Entré en casa y me encontré con un polvo viejo, untador de todas las cosas: pisos, paredes, techos, muebles, cuadros, mesas, sillas: de todo lo que se está quieto en tanta soledad hogareña. Y las telarañas, sus eternas compañeras, me tomaron el pelo y me enredaron entre sus brazos hasta encolerizarme y sacarme de quicio. Y es que el polvo y las telarañas son conscientes de mi sinquehacer, y se muestran tal cual son, para que tenga algo en qué entretenerme, hasta que llega san Roque; es que incluso debía estar agradecido al polvo y a las telarañas el que estén enseñoreándose de todo lo estacionario, para que yo siga practicando la decencia, la limpieza, y oxigenando y oreando todo lo que crea ambiente.
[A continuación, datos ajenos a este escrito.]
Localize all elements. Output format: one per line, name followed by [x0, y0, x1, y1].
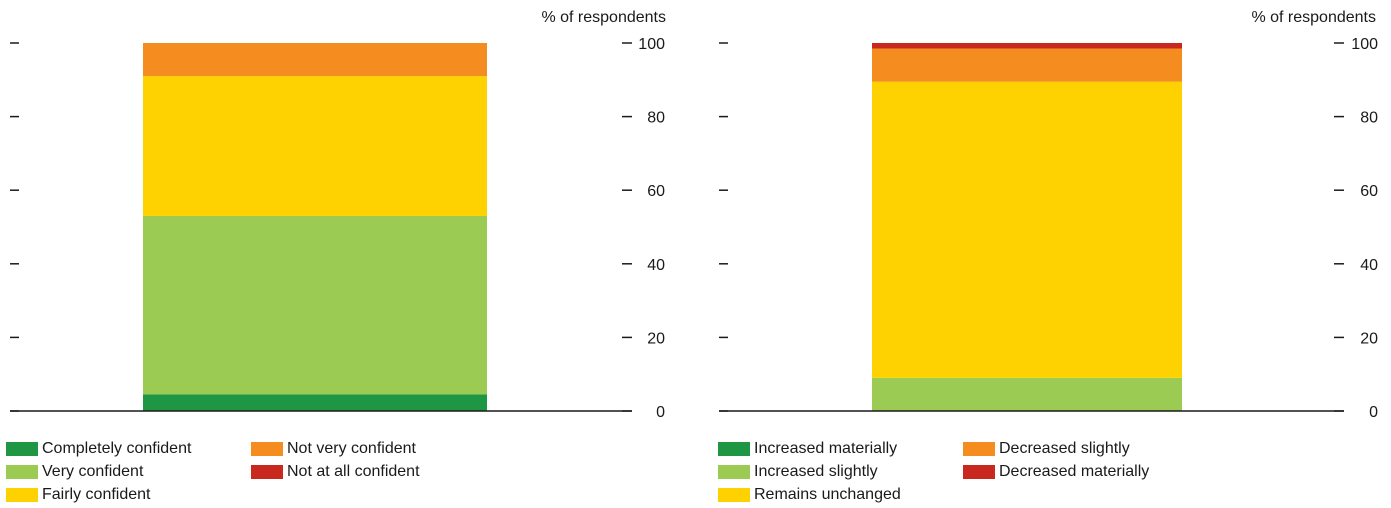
- legend-item: Decreased materially: [963, 460, 1203, 483]
- bar-segment: [143, 394, 487, 411]
- legend-item: Very confident: [6, 460, 251, 483]
- legend-item: Remains unchanged: [718, 483, 963, 506]
- legend-swatch: [718, 441, 750, 456]
- legend-swatch: [6, 441, 38, 456]
- chart-panel-left: % of respondents 0 20 40 60 80 100: [10, 9, 666, 421]
- legend-item: Completely confident: [6, 437, 251, 460]
- legend-label: Very confident: [42, 462, 144, 480]
- bar-segment: [143, 43, 487, 77]
- y-tick-label: 100: [1351, 36, 1378, 53]
- legend-label: Not very confident: [287, 439, 416, 457]
- legend-label: Decreased materially: [999, 462, 1150, 480]
- y-axis-unit-label: % of respondents: [1251, 9, 1376, 26]
- legend-swatch: [718, 464, 750, 479]
- legend-swatch: [963, 464, 995, 479]
- legend-swatch: [6, 487, 38, 502]
- y-tick-label: 0: [656, 404, 665, 421]
- legend-item: Increased materially: [718, 437, 963, 460]
- legend-label: Remains unchanged: [754, 485, 901, 503]
- legend-item: Not very confident: [251, 437, 491, 460]
- chart-panel-right: % of respondents 0 20 40 60 80 100: [719, 9, 1378, 421]
- y-tick-label: 40: [647, 257, 665, 274]
- legend-item: Decreased slightly: [963, 437, 1203, 460]
- y-tick-label: 60: [647, 183, 665, 200]
- legend-swatch: [6, 464, 38, 479]
- legend-label: Increased materially: [754, 439, 898, 457]
- legend-swatch: [251, 441, 283, 456]
- bar-segment: [872, 81, 1182, 378]
- y-tick-label: 60: [1360, 183, 1378, 200]
- y-tick-label: 80: [1360, 110, 1378, 127]
- bar-segment: [872, 43, 1182, 49]
- bar-segment: [872, 377, 1182, 411]
- legend-label: Increased slightly: [754, 462, 878, 480]
- bar-segment: [143, 76, 487, 216]
- y-tick-label: 80: [647, 110, 665, 127]
- legend-left: Completely confident Not very confident Ve…: [6, 437, 491, 506]
- y-tick-label: 20: [647, 330, 665, 347]
- y-tick-label: 40: [1360, 257, 1378, 274]
- legend-item: Fairly confident: [6, 483, 251, 506]
- legend-swatch: [963, 441, 995, 456]
- legend-right: Increased materially Decreased slightly In…: [718, 437, 1203, 506]
- legend-item: Increased slightly: [718, 460, 963, 483]
- legend-swatch: [251, 464, 283, 479]
- legend-swatch: [718, 487, 750, 502]
- bar-segment: [872, 48, 1182, 82]
- y-tick-label: 100: [638, 36, 665, 53]
- y-tick-label: 20: [1360, 330, 1378, 347]
- legend-label: Fairly confident: [42, 485, 151, 503]
- legend-item: Not at all confident: [251, 460, 491, 483]
- y-tick-label: 0: [1369, 404, 1378, 421]
- y-axis-unit-label: % of respondents: [541, 9, 666, 26]
- legend-label: Decreased slightly: [999, 439, 1130, 457]
- legend-label: Not at all confident: [287, 462, 420, 480]
- legend-label: Completely confident: [42, 439, 192, 457]
- bar-segment: [143, 215, 487, 395]
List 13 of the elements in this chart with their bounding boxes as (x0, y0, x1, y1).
La limpieza es la única actividad humana que no tiene vacaciones, pensándolo, en humano, la limpieza es una maniática persistente, a la que todos estamos condenados a soportar. Ella dice que es por nuestro bien, y, sin quizás, tiene bastante razón. Nos permite estar cómodos, en sana armonía con las cosas y con las personas, y nos invita a disfrutar de convivencias, de tertulias, de amistades y a compartir mesa y mantel con los allegados, porque, pensándolo bien, ¿qué sería de las fiestas de san Roque, si el polvo y las telarañas no hubiesen estado al cuidado de nuestras casas? Nuestras viviendas se hubiesen aburrido de soledad y, posiblemente, se hubiesen convertido en escombros. El polvo y las telarañas son nuestros caseros fieles; nuestros perros guardianes de siglos: los protectores de nuestro patrimonio, a quienes debemos agradecer el que podamos venir a san Roque todos los años. Yo así lo siento y, por eso, lo digo. Y ya todo a punto, con el polvo y las telarañas retiradas a sus cuarteles de verano, podemos centrarnos en san Roque.
Yo considero a San Roque, con esto de los adelantos, como un Santo emérito, debido a que la medicina y las nuevas técnicas amanecidas le han obligado a retirar la placa de su puerta, en la que figuraba como sanador profesional de la peste; pero, a pesar de haberlo jubilado tan descaradamente, no le resta, lo más mínimo, su mérito, como salvaguarda de la enfermedad, que amenazó a buena parte de la humanidad durante siglos y más siglos. Y, de esta dedicación altruista, le viene el reconocimiento histórico de ser uno de los Santos eméritos de nuestro calendario litúrgico. No está ya en su despacho, pero aún se siguen practicando sus doctrinas y experiencias y, en algún rincón del mundo, al menos, en Macotera y en algún otro lugar se escuchan y se siguen sus consejos.
Los macoteranos no lo elegimos, como gran Patrón, hasta mediados del siglo XVII, a pesar de que la peste bubónica, históricamente, mordió a nuestro pueblo desde el 580 de nuestra era, y convirtió la convivencia en una quimera. Anteriormente, fue la Virgen, Nuestra Señora, quien recibía los agradecimientos por las buenas cosechas, e Incluso se corrían toros en su honor (año 1563). Era un día de esos en que brillaba más que el sol, y se vivía la fiesta con toda intensidad en fervor y en jarana de la sana.
Los favores del Santo, ante tantas calamidades mordaces, aconsejaron al Ayuntamiento nombrar a san Roque Patrón del pueblo, cargo que compartió con la Virgen. Tras un amistoso concejo, la Virgen cedió a san Roque los poderes taurinos, y ella se ocuparía más de lo solemne y de lo piadoso.
Pero, cuando san Roque se remangó de veras, junto con el médico de cabecera del pueblo, fue en el verano de 1885, con la aparición del cólera morbo.
Con motivo de la visita de consuelo, que cursó el señor Obispo, llegó la idea de construir el hospital de Santa Ana, como acogida de posibles menesterosos. Y, en reconocimiento a la labor del Santo en tal letal momento, las fiestas se convirtieron en una manifestación de gratitud y devoción al Santo, simbolizada en la procesión, en la loa y en la emoción ante el toro.
Y con el tiempo, hemos interiorizado aún más ese sentimiento, y, desde entonces, su prestancia ha alcanzado el cenit de lo sublime.